Synthesis and biologic evaluation of a radioiodinated quinazolinone derivative for enzyme-mediated insolubilization therapy.

We have developed a new strategy that aims to concentrate therapeutic radionuclides within solid tumors. This approach, which we have named EMIT (enzyme-mediated insolubilization therapy), is a method for enzyme-dependent, site-specific, in vivo precipitation of a radioactive molecule (from a water-soluble precursor) within the extracellular space of solid tumors. The prodrug, ammonium 2-(2'-phosphoryloxyphenyl)-6-iodo-4-(3H)-quinazolinone, labeled with iodine-125 ((125)IPD) and its authentic compound labeled with iodine-127 (IPD) have been synthesized, purified, and characterized.
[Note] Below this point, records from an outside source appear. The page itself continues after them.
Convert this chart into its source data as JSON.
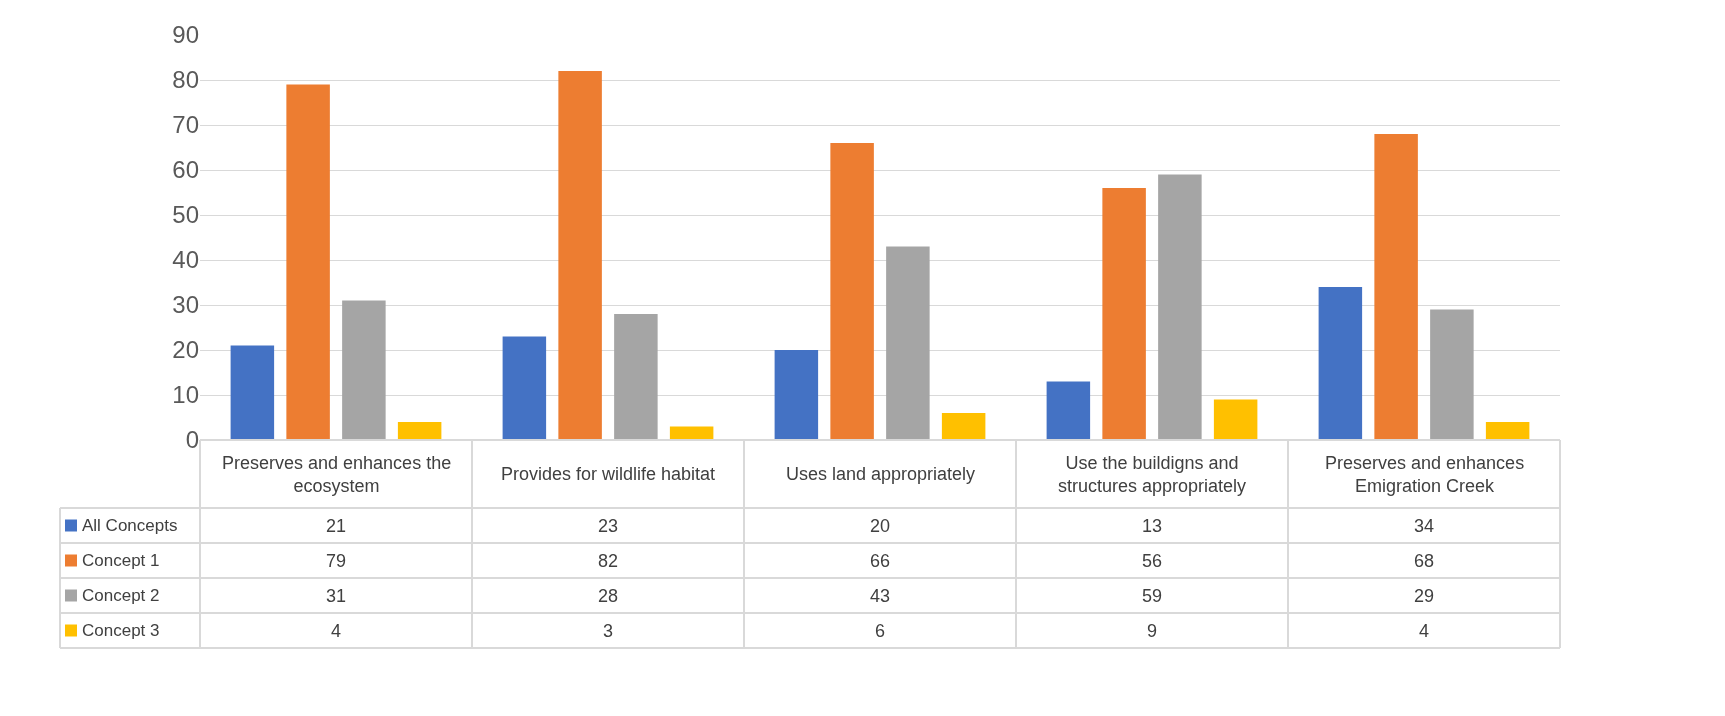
{
  "chart_data": {
    "type": "bar",
    "categories": [
      "Preserves and enhances the ecosystem",
      "Provides for wildlife habitat",
      "Uses land appropriately",
      "Use the buildigns and structures appropriately",
      "Preserves and enhances Emigration Creek"
    ],
    "series": [
      {
        "name": "All Concepts",
        "color": "#4472c4",
        "values": [
          21,
          23,
          20,
          13,
          34
        ]
      },
      {
        "name": "Concept 1",
        "color": "#ed7d31",
        "values": [
          79,
          82,
          66,
          56,
          68
        ]
      },
      {
        "name": "Concept 2",
        "color": "#a5a5a5",
        "values": [
          31,
          28,
          43,
          59,
          29
        ]
      },
      {
        "name": "Concept 3",
        "color": "#ffc000",
        "values": [
          4,
          3,
          6,
          9,
          4
        ]
      }
    ],
    "ylim": [
      0,
      90
    ],
    "yticks": [
      0,
      10,
      20,
      30,
      40,
      50,
      60,
      70,
      80,
      90
    ],
    "grid": "y",
    "data_labels": true,
    "legend": "bottom left"
  }
}
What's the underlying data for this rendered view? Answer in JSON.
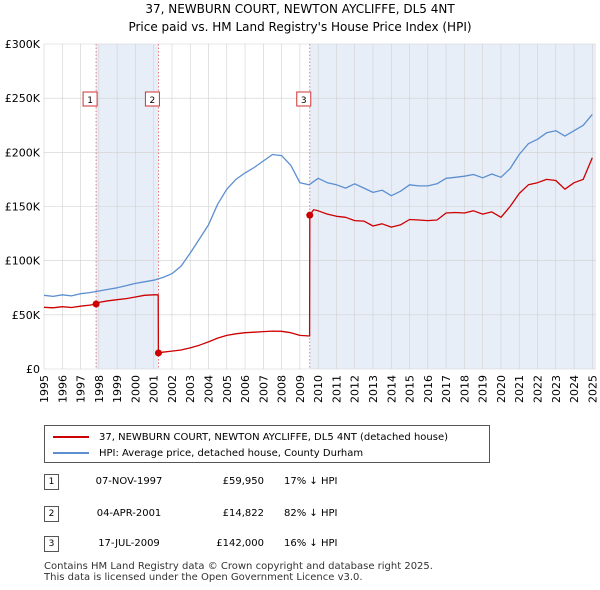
{
  "title": "37, NEWBURN COURT, NEWTON AYCLIFFE, DL5 4NT",
  "subtitle": "Price paid vs. HM Land Registry's House Price Index (HPI)",
  "colors": {
    "property": "#cc0000",
    "hpi": "#5b8fd0",
    "shade": "#e8eef8",
    "grid": "#d0d0d0"
  },
  "legend": {
    "property_label": "37, NEWBURN COURT, NEWTON AYCLIFFE, DL5 4NT (detached house)",
    "hpi_label": "HPI: Average price, detached house, County Durham"
  },
  "sales": [
    {
      "num": "1",
      "date": "07-NOV-1997",
      "price": "£59,950",
      "hpi": "17% ↓ HPI"
    },
    {
      "num": "2",
      "date": "04-APR-2001",
      "price": "£14,822",
      "hpi": "82% ↓ HPI"
    },
    {
      "num": "3",
      "date": "17-JUL-2009",
      "price": "£142,000",
      "hpi": "16% ↓ HPI"
    }
  ],
  "footer": {
    "line1": "Contains HM Land Registry data © Crown copyright and database right 2025.",
    "line2": "This data is licensed under the Open Government Licence v3.0."
  },
  "chart_data": {
    "type": "line",
    "title": "37, NEWBURN COURT, NEWTON AYCLIFFE, DL5 4NT",
    "subtitle": "Price paid vs. HM Land Registry's House Price Index (HPI)",
    "xlabel": "",
    "ylabel": "",
    "xlim": [
      1995,
      2025.2
    ],
    "ylim": [
      0,
      300000
    ],
    "yticks": [
      0,
      50000,
      100000,
      150000,
      200000,
      250000,
      300000
    ],
    "ytick_labels": [
      "£0",
      "£50K",
      "£100K",
      "£150K",
      "£200K",
      "£250K",
      "£300K"
    ],
    "xticks": [
      1995,
      1996,
      1997,
      1998,
      1999,
      2000,
      2001,
      2002,
      2003,
      2004,
      2005,
      2006,
      2007,
      2008,
      2009,
      2010,
      2011,
      2012,
      2013,
      2014,
      2015,
      2016,
      2017,
      2018,
      2019,
      2020,
      2021,
      2022,
      2023,
      2024,
      2025
    ],
    "grid": true,
    "sale_markers": [
      {
        "label": "1",
        "x": 1997.85,
        "y": 59950
      },
      {
        "label": "2",
        "x": 2001.26,
        "y": 14822
      },
      {
        "label": "3",
        "x": 2009.54,
        "y": 142000
      }
    ],
    "shaded_spans": [
      [
        1997.85,
        2001.26
      ],
      [
        2009.54,
        2025.2
      ]
    ],
    "series": [
      {
        "name": "37, NEWBURN COURT, NEWTON AYCLIFFE, DL5 4NT (detached house)",
        "x": [
          1995,
          1995.5,
          1996,
          1996.5,
          1997,
          1997.5,
          1997.84,
          1997.85,
          1998,
          1998.5,
          1999,
          1999.5,
          2000,
          2000.5,
          2001,
          2001.25,
          2001.26,
          2001.5,
          2002,
          2002.5,
          2003,
          2003.5,
          2004,
          2004.5,
          2005,
          2005.5,
          2006,
          2006.5,
          2007,
          2007.5,
          2008,
          2008.5,
          2009,
          2009.53,
          2009.54,
          2009.75,
          2010,
          2010.5,
          2011,
          2011.5,
          2012,
          2012.5,
          2013,
          2013.5,
          2014,
          2014.5,
          2015,
          2015.5,
          2016,
          2016.5,
          2017,
          2017.5,
          2018,
          2018.5,
          2019,
          2019.5,
          2020,
          2020.5,
          2021,
          2021.5,
          2022,
          2022.5,
          2023,
          2023.5,
          2024,
          2024.5,
          2025
        ],
        "y": [
          57000,
          56500,
          57500,
          56800,
          58000,
          59000,
          59950,
          59950,
          61500,
          63000,
          64000,
          65000,
          66500,
          68000,
          68500,
          68500,
          14822,
          15500,
          16500,
          17500,
          19500,
          22000,
          25000,
          28500,
          31000,
          32500,
          33500,
          34000,
          34500,
          35000,
          34800,
          33500,
          31000,
          30500,
          142000,
          147000,
          146000,
          143000,
          141000,
          140000,
          137000,
          136500,
          132000,
          134000,
          131000,
          133000,
          138000,
          137500,
          137000,
          137500,
          144000,
          144500,
          144000,
          146000,
          143000,
          145000,
          140000,
          150000,
          162000,
          170000,
          172000,
          175000,
          174000,
          166000,
          172000,
          175000,
          195000
        ]
      },
      {
        "name": "HPI: Average price, detached house, County Durham",
        "x": [
          1995,
          1995.5,
          1996,
          1996.5,
          1997,
          1997.5,
          1998,
          1998.5,
          1999,
          1999.5,
          2000,
          2000.5,
          2001,
          2001.5,
          2002,
          2002.5,
          2003,
          2003.5,
          2004,
          2004.5,
          2005,
          2005.5,
          2006,
          2006.5,
          2007,
          2007.5,
          2008,
          2008.5,
          2009,
          2009.5,
          2010,
          2010.5,
          2011,
          2011.5,
          2012,
          2012.5,
          2013,
          2013.5,
          2014,
          2014.5,
          2015,
          2015.5,
          2016,
          2016.5,
          2017,
          2017.5,
          2018,
          2018.5,
          2019,
          2019.5,
          2020,
          2020.5,
          2021,
          2021.5,
          2022,
          2022.5,
          2023,
          2023.5,
          2024,
          2024.5,
          2025
        ],
        "y": [
          68000,
          67000,
          68500,
          67500,
          69500,
          70500,
          72000,
          73500,
          75000,
          77000,
          79000,
          80500,
          82000,
          84500,
          88000,
          95000,
          107000,
          120000,
          133000,
          152000,
          166000,
          175000,
          181000,
          186000,
          192000,
          198000,
          197000,
          188000,
          172000,
          170000,
          176000,
          172000,
          170000,
          167000,
          171000,
          167000,
          163000,
          165000,
          160000,
          164000,
          170000,
          169000,
          169000,
          171000,
          176000,
          177000,
          178000,
          179500,
          176500,
          180000,
          177000,
          185000,
          198000,
          208000,
          212000,
          218000,
          220000,
          215000,
          220000,
          225000,
          235000
        ]
      }
    ]
  }
}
The alkaline phosphatase (ALP)-mediated conversion of these water-soluble nonfluorescent prodrugs to the water-insoluble fluorescent species, iodine-125-labeled 2-(2'-hydroxyphenyl)-6-iodo-4-(3H)-quinazolinone ((125)ID) and its iodine-127-labeled derivative (ID), has been demonstrated in vitro. Biodistribution studies in mice indicate that both (125)IPD and (125)ID are minimally retained by most tissues and organs. In addition, following its intravenous injection in mice, (125)IPD is localized in ALP-rich regions and converted to (125)ID, which remains indefinitely within the tissues where it is produced. We believe that EMIT is a strategy that will lead to the active and specific concentration and entrapment of therapeutic radionuclides within solid tumors, the consequent protracted irradiation of tumor cells within the range of the emitted particles, and the effective therapy of solid tumors.